The six experienced mountaineers were aged between 50 and 70.

A group of French skiers have died in a avalanche in the French Alps. Their bodies were discovered early on Sunday in Queyras mountain range close to the Italian border.

The six experienced mountaineers were aged between 50 and 70.

The tragedy comes after a British man and a French woman were killed in the Alps on Friday.

The incident brings the total number of dead so far this season to at least 17. About 30 people are killed in avalanches and other skiing accidents in the Alps every year, according to the French national association for the study of snow and avalanches (Anena).

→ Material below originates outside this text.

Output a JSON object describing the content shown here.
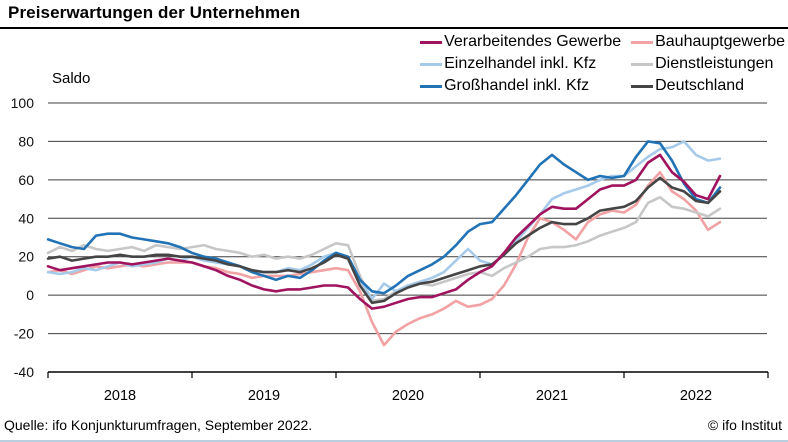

Rescuers working in treacherous conditions overnight found three bodies buried in snow on the Vallon de Bachas after midnight on Saturday. Three more bodies were found nearby on Sunday morning. An investigation into the incident is under way amid suspicions that the group may have detached a wind slab on a slope.

Five of the victims were from the Hautes Alpes region, with the sixth from Var in southern France. 

Authorities have warned of the risk of avalanches following heavy snow in recent days. There was a three-out-of-five risk of an avalanche in the Queyras range over the weekend.

Saturday’s avalanche in the French Alps was one of the deadliest involving skiers since January 2006, when five off-piste skiers were buried by snow. According to Anena, 17 people were killed by avalanches across all the French mountain ranges in the 2014 season, 21 in 2013, and 22 in 2012.